Dr. Dean Ornish was the first person to demonstrate reversal of atherosclerosis in human beings. His results were published in Lancet (1). In his experiment (1990), heart patients following his program of diet, exercise and stress reduction, without statins, showed reversal of atherosclerosis. The control group, following standard medical care, worsened. Since 1990, Ornish does, of course, prescribe statins, as they have demonstrated a valuable place in heart treatment.

Dr. Esselstyn has the best results ever published for heart patients. His diet is a stricter version of Ornish. Esselstyn includes statins and other appropriate medications. Dr. Esselstyn's excellent website has references for his publications, and much more.

Dr. McDougall is another valuable resource, with a similar program.
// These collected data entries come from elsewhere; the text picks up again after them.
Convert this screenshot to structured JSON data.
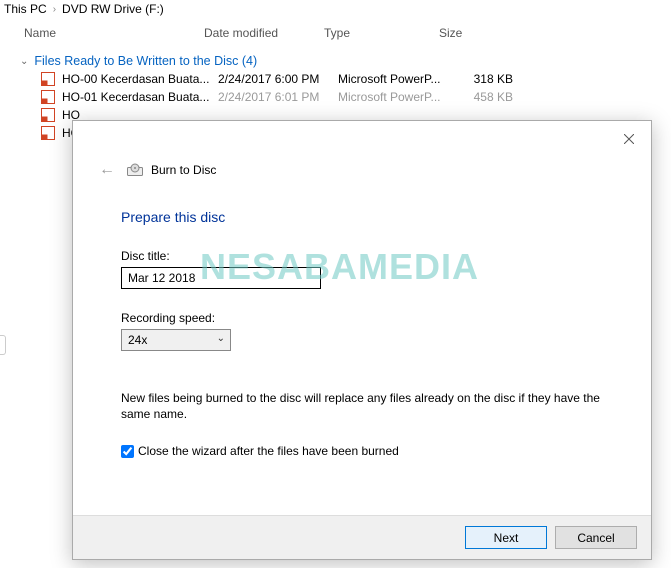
{
  "breadcrumb": {
    "thispc": "This PC",
    "drive": "DVD RW Drive (F:)"
  },
  "columns": {
    "name": "Name",
    "date": "Date modified",
    "type": "Type",
    "size": "Size"
  },
  "group_label": "Files Ready to Be Written to the Disc (4)",
  "files": [
    {
      "name": "HO-00 Kecerdasan Buata...",
      "date": "2/24/2017 6:00 PM",
      "type": "Microsoft PowerP...",
      "size": "318 KB"
    },
    {
      "name": "HO-01 Kecerdasan Buata...",
      "date": "2/24/2017 6:01 PM",
      "type": "Microsoft PowerP...",
      "size": "458 KB"
    },
    {
      "name": "HO",
      "date": "",
      "type": "",
      "size": ""
    },
    {
      "name": "HO",
      "date": "",
      "type": "",
      "size": ""
    }
  ],
  "dialog": {
    "title": "Burn to Disc",
    "heading": "Prepare this disc",
    "disc_title_label": "Disc title:",
    "disc_title_value": "Mar 12 2018",
    "speed_label": "Recording speed:",
    "speed_value": "24x",
    "note": "New files being burned to the disc will replace any files already on the disc if they have the same name.",
    "close_checkbox_label": "Close the wizard after the files have been burned",
    "close_checkbox_checked": true,
    "next": "Next",
    "cancel": "Cancel"
  },
  "watermark": "NESABAMEDIA"
}
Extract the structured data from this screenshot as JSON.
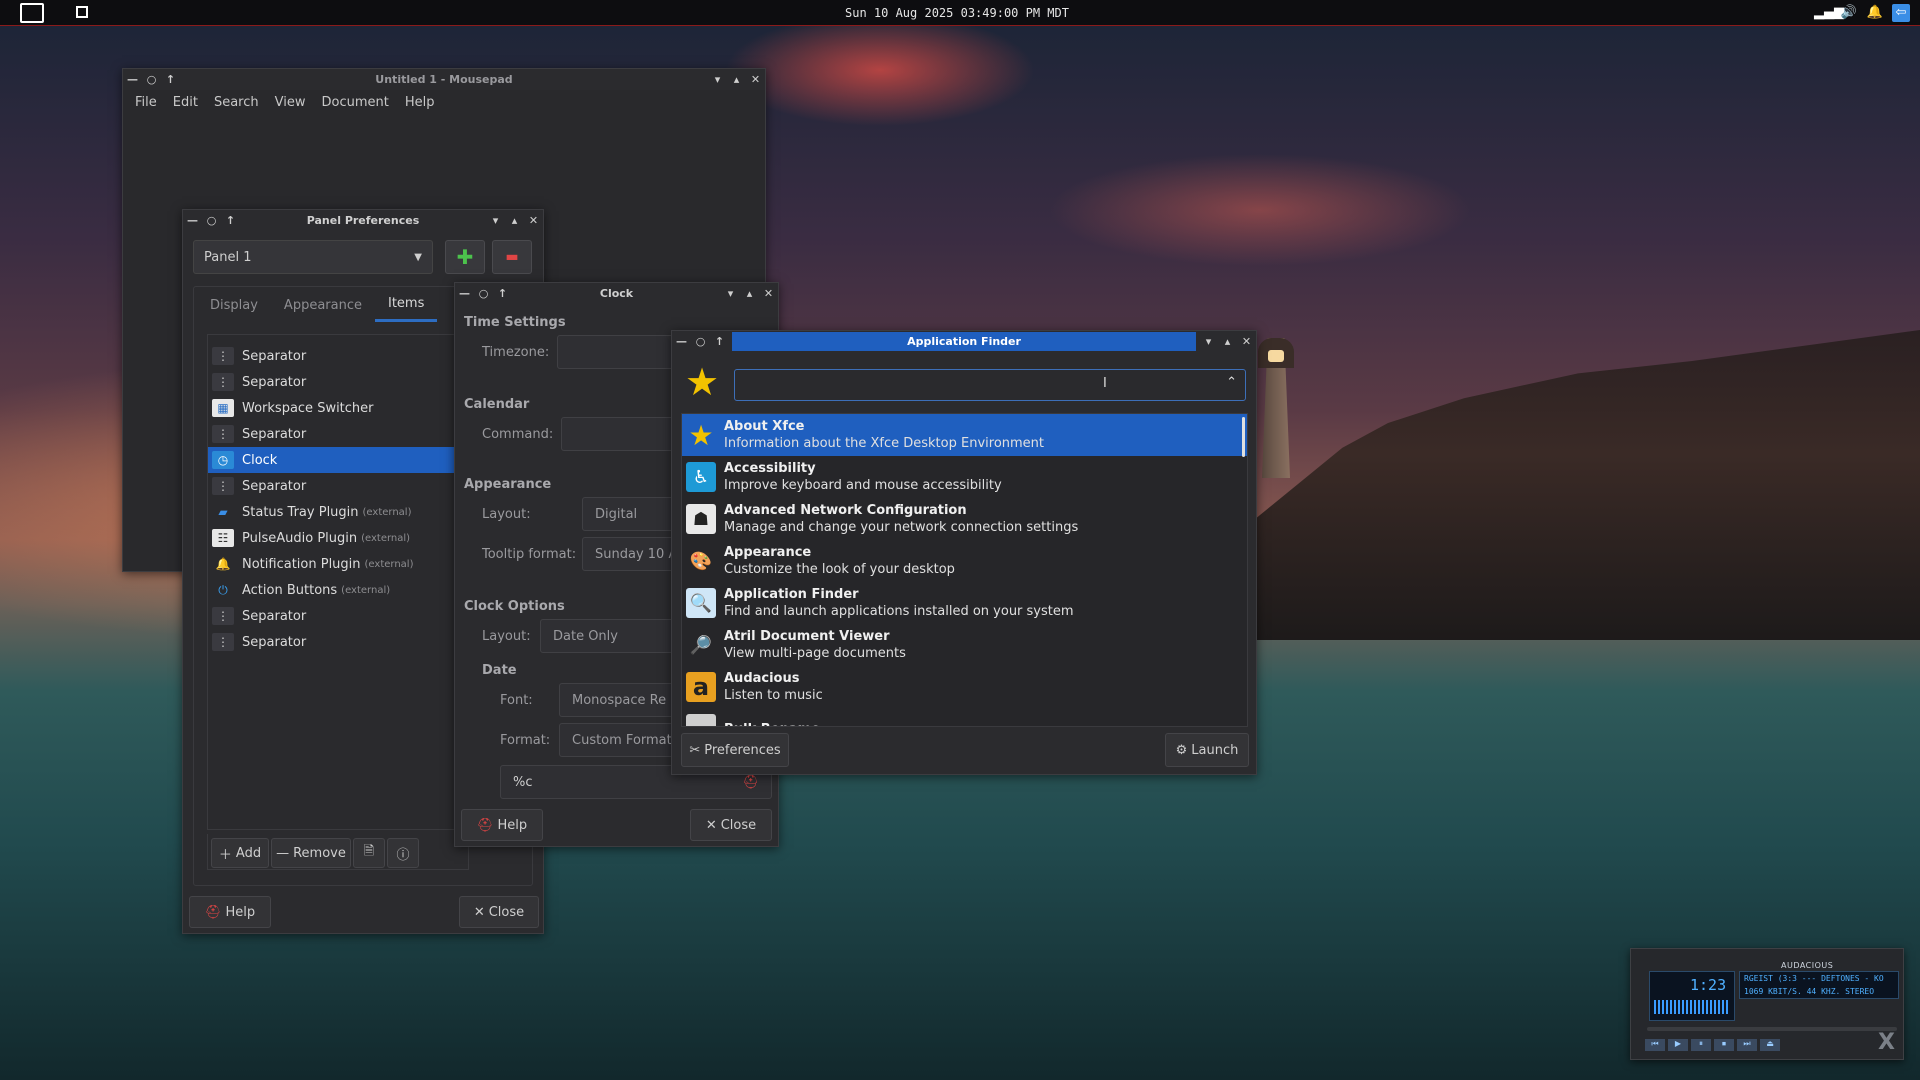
{
  "top_panel": {
    "clock": "Sun 10 Aug 2025 03:49:00 PM MDT",
    "tray_icons": [
      "signal-icon",
      "volume-icon",
      "bell-icon",
      "exit-icon"
    ]
  },
  "mousepad": {
    "title": "Untitled 1 - Mousepad",
    "menu": [
      "File",
      "Edit",
      "Search",
      "View",
      "Document",
      "Help"
    ]
  },
  "panel_prefs": {
    "title": "Panel Preferences",
    "panel_select": "Panel 1",
    "add_symbol": "✚",
    "remove_symbol": "▬",
    "tabs": [
      "Display",
      "Appearance",
      "Items"
    ],
    "items": [
      {
        "label": "Separator",
        "ext": "",
        "icon": "separator-icon"
      },
      {
        "label": "Separator",
        "ext": "",
        "icon": "separator-icon"
      },
      {
        "label": "Workspace Switcher",
        "ext": "",
        "icon": "workspace-icon"
      },
      {
        "label": "Separator",
        "ext": "",
        "icon": "separator-icon"
      },
      {
        "label": "Clock",
        "ext": "",
        "icon": "clock-icon"
      },
      {
        "label": "Separator",
        "ext": "",
        "icon": "separator-icon"
      },
      {
        "label": "Status Tray Plugin",
        "ext": "(external)",
        "icon": "tray-icon"
      },
      {
        "label": "PulseAudio Plugin",
        "ext": "(external)",
        "icon": "audio-icon"
      },
      {
        "label": "Notification Plugin",
        "ext": "(external)",
        "icon": "bell-icon"
      },
      {
        "label": "Action Buttons",
        "ext": "(external)",
        "icon": "power-icon"
      },
      {
        "label": "Separator",
        "ext": "",
        "icon": "separator-icon"
      },
      {
        "label": "Separator",
        "ext": "",
        "icon": "separator-icon"
      }
    ],
    "add_label": "Add",
    "remove_label": "Remove",
    "help_label": "Help",
    "close_label": "Close"
  },
  "clock": {
    "title": "Clock",
    "time_settings": "Time Settings",
    "timezone_label": "Timezone:",
    "calendar": "Calendar",
    "command_label": "Command:",
    "appearance": "Appearance",
    "layout_label": "Layout:",
    "layout_value": "Digital",
    "tooltip_label": "Tooltip format:",
    "tooltip_value": "Sunday 10 A",
    "clock_options": "Clock Options",
    "options_layout_label": "Layout:",
    "options_layout_value": "Date Only",
    "date": "Date",
    "font_label": "Font:",
    "font_value": "Monospace Re",
    "format_label": "Format:",
    "format_value": "Custom Format",
    "format_string": "%c",
    "help_label": "Help",
    "close_label": "Close"
  },
  "app_finder": {
    "title": "Application Finder",
    "search_value": "",
    "apps": [
      {
        "name": "About Xfce",
        "desc": "Information about the Xfce Desktop Environment",
        "icon": "star-icon",
        "selected": true
      },
      {
        "name": "Accessibility",
        "desc": "Improve keyboard and mouse accessibility",
        "icon": "accessibility-icon",
        "selected": false
      },
      {
        "name": "Advanced Network Configuration",
        "desc": "Manage and change your network connection settings",
        "icon": "network-icon",
        "selected": false
      },
      {
        "name": "Appearance",
        "desc": "Customize the look of your desktop",
        "icon": "palette-icon",
        "selected": false
      },
      {
        "name": "Application Finder",
        "desc": "Find and launch applications installed on your system",
        "icon": "magnifier-icon",
        "selected": false
      },
      {
        "name": "Atril Document Viewer",
        "desc": "View multi-page documents",
        "icon": "document-viewer-icon",
        "selected": false
      },
      {
        "name": "Audacious",
        "desc": "Listen to music",
        "icon": "audacious-icon",
        "selected": false
      },
      {
        "name": "Bulk Rename",
        "desc": "",
        "icon": "rename-icon",
        "selected": false
      }
    ],
    "preferences_label": "Preferences",
    "launch_label": "Launch"
  },
  "audacious": {
    "title": "AUDACIOUS",
    "time": "1:23",
    "track": "RGEIST (3:3 --- DEFTONES - KO",
    "info": "1069 KBIT/S. 44 KHZ. STEREO"
  }
}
I personally followed the Pritikin diet for 30 years (very similar to the diets mentioned). Surprisingly, my IMT (carotid artery ultrasound) showed worsening of my average atherosclerosis, after the last 2 years of strict Pritikin. I have some nice pictures of lipid inclusions (fat pockets) in the artery walls. This is surprising, since most people get much better on the Pritikin diet. See www.pritikin.ORG for spectacular published statistics. For example, 80% of people attending the Pritikin Center to avoid cardiac bypass surgery, never got the surgery, in a 5 year followup. Dr. Ornish published the same 80% figure, in a 3 year followup.

3 years ago, I learned of Dr. Fuhrman, while attending the Pritikin Longevity Center. I modified my program to follow Dr. Fuhrman. After 2 years on strict Fuhrman, my IMT cleared up entirely.

My message to you is two parts. Yes, you do need appropriate medications. But your effort to regain your health must be centered around the most effective methods to improve your health - namely following the dietary recommendations of Dr. Fuhrman, weight loss, exercise, and stress reduction. The first month or two is very difficult, requiring lots of will power and determination. After that, it's smooth sailing, enjoying your improving health and joy of life.

I spend most of my time at the Heart Health Fuhrman Ornish exchange.

Best regards, EngineerGuy

(1) Lancet. 1990 Jul 21;336(8708):129-33.